Bruzzo (1998) mostra que nas escolas e faculdades, sempre que se pleiteia a

possibilidade de assistir a algum filme com os alunos, se busca alguma “finalidade

pedagógica”, seja sobre assuntos específicos referentes às disciplinas curriculares ou

sobre o desenvolvimento de determinados tipos de valores junto aos alunos.

Dificilmente enfatizam-se, em sala de aula, as possibilidades artísticas e criativas

abertas por esse ou aquele filme – pelo menos, não nas aulas de Ciências e Biologia –,

mas essa é uma discussão que não pretendo desenvolver neste momento. O que quero,

aqui, é reforçar que inúmeros filmes de ficção passam pelas escolas porque são

“baseados em fatos históricos” (e, portanto, teriam uma “aura” de fidedignidade). Já os

filmes documentários que também povoavam as atividades de muitos professores

carregam (em seu próprio nome) uma espécie de legitimação, pois se trataria de um

“documento” – algo que atesta uma realidade. Mas tais distinções, como veremos, não

são tão simples, pois tanto o cinema de ficção quanto o de não-ficção são plurais – e,

além disso, para os Estudos Culturais, a separação entre “fantasia” e “realidade” perde a

importância, pois filmes de ficção e de não-ficção são, todos eles, constructos culturais.

Quando se trata de documentário de natureza, a realidade supostamente captada

pela câmera é ainda mais difícil de questionar.
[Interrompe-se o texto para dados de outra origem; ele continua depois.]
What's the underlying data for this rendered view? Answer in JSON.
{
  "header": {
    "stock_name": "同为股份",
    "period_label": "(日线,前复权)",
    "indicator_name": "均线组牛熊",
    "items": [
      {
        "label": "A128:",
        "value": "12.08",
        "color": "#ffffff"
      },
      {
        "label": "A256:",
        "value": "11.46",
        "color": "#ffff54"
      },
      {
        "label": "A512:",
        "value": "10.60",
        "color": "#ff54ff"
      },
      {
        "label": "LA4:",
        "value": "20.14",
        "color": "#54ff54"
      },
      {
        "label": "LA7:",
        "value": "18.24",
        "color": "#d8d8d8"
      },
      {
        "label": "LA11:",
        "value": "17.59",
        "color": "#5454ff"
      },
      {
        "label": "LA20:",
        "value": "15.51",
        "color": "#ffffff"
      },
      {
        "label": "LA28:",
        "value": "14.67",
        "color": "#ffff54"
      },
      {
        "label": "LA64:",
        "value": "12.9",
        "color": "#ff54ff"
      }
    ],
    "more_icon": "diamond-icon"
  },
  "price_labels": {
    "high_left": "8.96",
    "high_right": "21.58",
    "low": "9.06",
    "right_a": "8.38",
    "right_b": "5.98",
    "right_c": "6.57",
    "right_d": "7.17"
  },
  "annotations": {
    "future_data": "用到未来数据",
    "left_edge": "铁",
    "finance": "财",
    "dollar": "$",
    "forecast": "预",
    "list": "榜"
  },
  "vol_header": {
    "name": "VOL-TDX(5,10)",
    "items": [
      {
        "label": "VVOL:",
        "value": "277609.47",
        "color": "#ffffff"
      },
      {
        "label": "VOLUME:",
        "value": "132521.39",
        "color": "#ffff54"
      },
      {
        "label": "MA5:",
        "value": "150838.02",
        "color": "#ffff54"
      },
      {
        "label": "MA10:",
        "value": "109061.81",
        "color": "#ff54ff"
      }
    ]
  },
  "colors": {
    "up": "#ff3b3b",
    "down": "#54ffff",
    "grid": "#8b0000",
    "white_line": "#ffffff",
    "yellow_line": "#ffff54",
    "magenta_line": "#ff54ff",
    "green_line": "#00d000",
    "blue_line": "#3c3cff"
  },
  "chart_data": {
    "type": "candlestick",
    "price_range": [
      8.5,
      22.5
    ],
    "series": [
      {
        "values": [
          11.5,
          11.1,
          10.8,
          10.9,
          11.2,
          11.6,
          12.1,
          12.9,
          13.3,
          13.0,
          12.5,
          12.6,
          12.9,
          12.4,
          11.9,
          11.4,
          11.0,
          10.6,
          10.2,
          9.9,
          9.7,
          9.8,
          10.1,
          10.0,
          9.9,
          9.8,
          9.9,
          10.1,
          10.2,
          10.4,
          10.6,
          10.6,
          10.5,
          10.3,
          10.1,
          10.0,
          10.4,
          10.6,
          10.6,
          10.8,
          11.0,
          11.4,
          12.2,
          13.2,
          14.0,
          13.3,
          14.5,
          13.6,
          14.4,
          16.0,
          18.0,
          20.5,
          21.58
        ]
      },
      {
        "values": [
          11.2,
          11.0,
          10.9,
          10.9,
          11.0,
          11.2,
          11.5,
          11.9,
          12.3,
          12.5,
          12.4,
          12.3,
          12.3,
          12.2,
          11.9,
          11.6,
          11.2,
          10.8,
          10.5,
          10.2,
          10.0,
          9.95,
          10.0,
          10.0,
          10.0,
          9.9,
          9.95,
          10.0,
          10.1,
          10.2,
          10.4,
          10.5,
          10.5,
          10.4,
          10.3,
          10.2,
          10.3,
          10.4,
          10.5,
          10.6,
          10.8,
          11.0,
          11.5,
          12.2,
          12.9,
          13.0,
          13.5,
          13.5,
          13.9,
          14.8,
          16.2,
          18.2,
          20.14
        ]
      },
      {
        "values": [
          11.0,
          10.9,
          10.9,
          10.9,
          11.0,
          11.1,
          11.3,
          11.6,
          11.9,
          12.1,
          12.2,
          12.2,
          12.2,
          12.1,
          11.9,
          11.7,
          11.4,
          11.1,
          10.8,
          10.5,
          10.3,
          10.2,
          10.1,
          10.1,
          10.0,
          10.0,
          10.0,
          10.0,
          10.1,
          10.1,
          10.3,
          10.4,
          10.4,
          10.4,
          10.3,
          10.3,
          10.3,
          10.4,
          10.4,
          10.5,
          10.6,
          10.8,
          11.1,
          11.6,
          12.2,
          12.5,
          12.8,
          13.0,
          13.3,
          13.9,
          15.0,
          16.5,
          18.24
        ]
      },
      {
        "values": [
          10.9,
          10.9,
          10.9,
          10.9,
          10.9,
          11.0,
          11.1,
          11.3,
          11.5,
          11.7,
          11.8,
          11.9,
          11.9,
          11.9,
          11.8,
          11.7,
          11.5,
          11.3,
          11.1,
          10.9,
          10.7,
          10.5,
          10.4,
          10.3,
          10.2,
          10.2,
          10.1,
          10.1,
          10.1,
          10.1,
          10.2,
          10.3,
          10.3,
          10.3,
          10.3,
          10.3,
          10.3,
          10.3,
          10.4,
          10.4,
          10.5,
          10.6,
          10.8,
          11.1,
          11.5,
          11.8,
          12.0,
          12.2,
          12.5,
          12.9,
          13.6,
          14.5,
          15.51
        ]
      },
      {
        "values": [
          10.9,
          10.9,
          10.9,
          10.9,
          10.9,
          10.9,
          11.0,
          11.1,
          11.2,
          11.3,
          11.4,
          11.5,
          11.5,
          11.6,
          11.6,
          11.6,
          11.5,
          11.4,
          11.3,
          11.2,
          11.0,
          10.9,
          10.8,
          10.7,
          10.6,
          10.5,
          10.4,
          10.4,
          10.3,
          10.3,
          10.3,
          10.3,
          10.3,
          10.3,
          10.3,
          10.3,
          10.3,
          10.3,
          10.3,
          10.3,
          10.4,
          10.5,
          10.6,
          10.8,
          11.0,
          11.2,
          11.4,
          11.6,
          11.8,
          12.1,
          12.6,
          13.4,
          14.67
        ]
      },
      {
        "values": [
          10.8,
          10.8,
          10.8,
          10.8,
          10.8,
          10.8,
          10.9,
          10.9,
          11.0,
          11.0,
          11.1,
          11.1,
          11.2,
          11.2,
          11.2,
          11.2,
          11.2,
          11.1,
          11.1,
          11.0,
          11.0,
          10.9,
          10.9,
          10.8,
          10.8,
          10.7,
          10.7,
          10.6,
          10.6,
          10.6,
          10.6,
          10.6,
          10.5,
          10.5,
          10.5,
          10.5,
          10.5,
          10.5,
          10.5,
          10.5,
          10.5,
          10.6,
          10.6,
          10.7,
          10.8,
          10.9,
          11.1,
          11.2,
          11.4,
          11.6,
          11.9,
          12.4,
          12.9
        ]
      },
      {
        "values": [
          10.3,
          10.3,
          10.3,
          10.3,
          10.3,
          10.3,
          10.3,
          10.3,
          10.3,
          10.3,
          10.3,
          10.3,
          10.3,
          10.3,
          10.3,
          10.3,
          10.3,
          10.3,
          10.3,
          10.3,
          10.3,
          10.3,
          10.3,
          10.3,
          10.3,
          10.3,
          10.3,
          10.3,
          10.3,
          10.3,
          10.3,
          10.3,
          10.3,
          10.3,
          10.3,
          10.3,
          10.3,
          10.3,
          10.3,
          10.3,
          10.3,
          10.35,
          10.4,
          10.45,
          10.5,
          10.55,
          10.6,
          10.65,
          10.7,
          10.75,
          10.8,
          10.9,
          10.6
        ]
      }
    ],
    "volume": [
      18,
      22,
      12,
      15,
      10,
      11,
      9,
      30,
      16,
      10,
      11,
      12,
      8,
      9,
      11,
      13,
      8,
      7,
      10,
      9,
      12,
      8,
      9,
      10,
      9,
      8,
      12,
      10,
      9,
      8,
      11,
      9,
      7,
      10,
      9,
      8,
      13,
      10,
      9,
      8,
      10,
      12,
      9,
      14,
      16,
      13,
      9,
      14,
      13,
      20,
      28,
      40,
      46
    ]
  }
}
Podemos pensar que é comum questionar

o que um filme documental mostra, principalmente, em se tratando de documentários

feitos com pessoas ou sobre elas. Neste caso, sempre há margem para questionamentos

tais como: “será que estão falando a verdade? ”, “será que não foram pagos para dizer

isso? ”, “será que não alteraram o lugar filmado? ”, “será que essas pessoas não foram

influenciadas em suas falas porque estão diante de câmeras? ”. Mas como questionar

um filme que mostra a vida de um grupo de elefantes? De insetos? De lobos? Animais

não podem atuar, afinal.

Bill Nicholls (2005), em seu livro “Introdução ao documentário”, classifica os

documentários em subgêneros para mostrar que existem muitos modos e estilos de

produção de documentários. Ele salienta como são organizados e que estratégias são

acionadas para construí-los. O autor elenca seis modos de representação – isto é, seis

“conjuntos de regras que modulam a construção do espaço, do tempo e da enunciação

do relato audiovisual”: o modo poético; o modo expositivo; o modo observacional; o

modo participativo; o modo reflexivo; e o modo performativo. Os modos de narrar não

podem ser assumidos de maneira “pura”, ou seja, um filme pode misturar elementos de

diferentes modos e sistemas expressivos, mas, normalmente, há a predominância de

algum deles. Os documentários de natureza, em sua maioria, são produzidos desde a

lógica do modo expositivo – mas isso, de fato, é cada vez mais variado. Andrea

Molfetta (2008), pensando sobre o conceito de Nicholls de “modo expositivo” de

representação, enfatiza que os filmes da National Geographic, por exemplo,

apresentam, mostram, descrevem e narram histórias supostamente verídicas, e que

“ninguém duvida da janela de aventuras e excentricidades que eles nos trazem sobre o

Mundo Natural. Em síntese, é a estética naturalista, o cinema como janela para o

mundo. Nós cremos no que o filme nos diz e nos ensina” (MOLFETTA, 2008, p. 20)..

O filme documentário tem por característica sustentar-se, supostamente, por

acontecimentos “reais” – isto é, “tratar efetivamente daquilo que ocorreu, antes ou

durante as filmagens, e não daquilo que poderia ter acontecido" (PUCCINI, 2009, p.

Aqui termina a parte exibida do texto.